Family separations, one of the darkest chapters of Trump’s or any other presidency, is back in the headlines. NBC reported that at least 545 children remain separated from parents who cannot be located, and Kristen Welker brought it up in the presidential debate. We chronicle just some of the latest reactions to this heartbreaking news below:
(Read our post-debate take here on how Trump lied, blame-shifted, took no responsibility, and said the separated children are “well taken care of,” while Joe Biden denounced Trump’s the policy as “criminal,” and reiterated his broader commitments on immigration)
- MSNBC discussion: “Child separations at border now key voter issue”: A panel discussion on MSNBC on Saturday featuring guest host María Teresa Kumar, NBC reporter Julia Ainsley, Dreamer and activist Astrid Silva, and NILC Executive Director Marilena Hincapié discussing the horrors of family separation and how the issue and its horrors have broken through (watch an excerpt of the discussion here).
- Austin American-Statesman editorial: “These 545 kids and our nation need to heal”: “This destruction of families was done in our name, by our government. It was done without a plan. It was done with callous disregard for the children whose pain became the Trump administration’s message to everyone south of the border: Don’t come to America … The damage from Trump’s family separation folly is lasting and raw. The damage to our standing as a decent nation is real. The healing won’t begin until America has new leadership.”
- New York Daily News editorial: “Childhoods stolen: America and the world now have a clearer sense of the damage done by President Trump’s family separation policy”: “America already had one haunting image in its mind, courtesy of Donald Trump’s purposely cruel immigration policies: More than 5,000 children, some as young as four months old, torn from their parents at the border. Now the nation must make room for another: Five hundred and forty-five children who, three years after our government’s heartless experiment with human lives, have yet to be reunited with their mothers and fathers.”
- Dallas Morning News editorial: “The policy of separating families was a tragic mistake:” “Words cannot adequately express how excruciating and shameful the separation policy had been. Our toxic immigration politics continue to erode the decency, common sense and respect needed to forthrightly deal with those who seek this nation for a better life.”
- Baltimore Sun op-ed: “Family separation of migrant children allowed U.S. government to ‘traffic in kidnapping”: Krish Vignarajah, president and CEO of Lutheran Immigration and Refugee Service (LIRS), writes: “Because we have no other choice but to demand our government reunite these families once and for all, and grant them legal status so that they might find peace and protection. Beyond that immediate priority, we must hold accountable each and every official who forsook basic decency, core American values, and humanitarian law to allow our government to traffic in kidnapping. In the Land of the Free, families belong together.”

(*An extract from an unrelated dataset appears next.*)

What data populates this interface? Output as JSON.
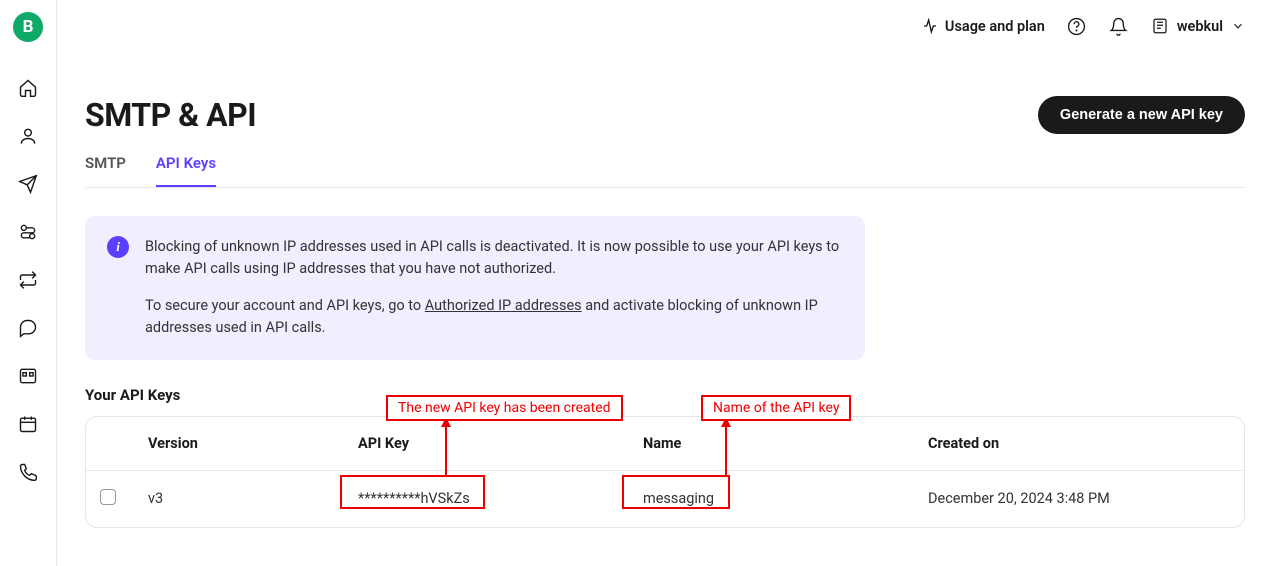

- HBO’s John Oliver with an essential and detailed explainer on how family separation is just one of a series of cruel and dehumanizing asylum policies: In a must-watch long segment, comedian John Oliver explains with clarity and outrage how the Trump administration has fundamentally turned America’s back on vulnerable people seeking asylum (watch the 21-minute long segment here).
According to Frank Sharry, Executive Director of America’s Voice:
The Trump administration — with our tax dollars and in our name — ripped kids from the arms of their parents, knowing full well that no tracking system was in place, and knowing full well that incalculable trauma would result.
The moral stain of family separation may be with us forever.
As we enter the last week of the election, Americans need to know that the best way to reunite families and hold accountable those responsible is to vote out Trump and his GOP enablers. The power is ours. Let’s use it.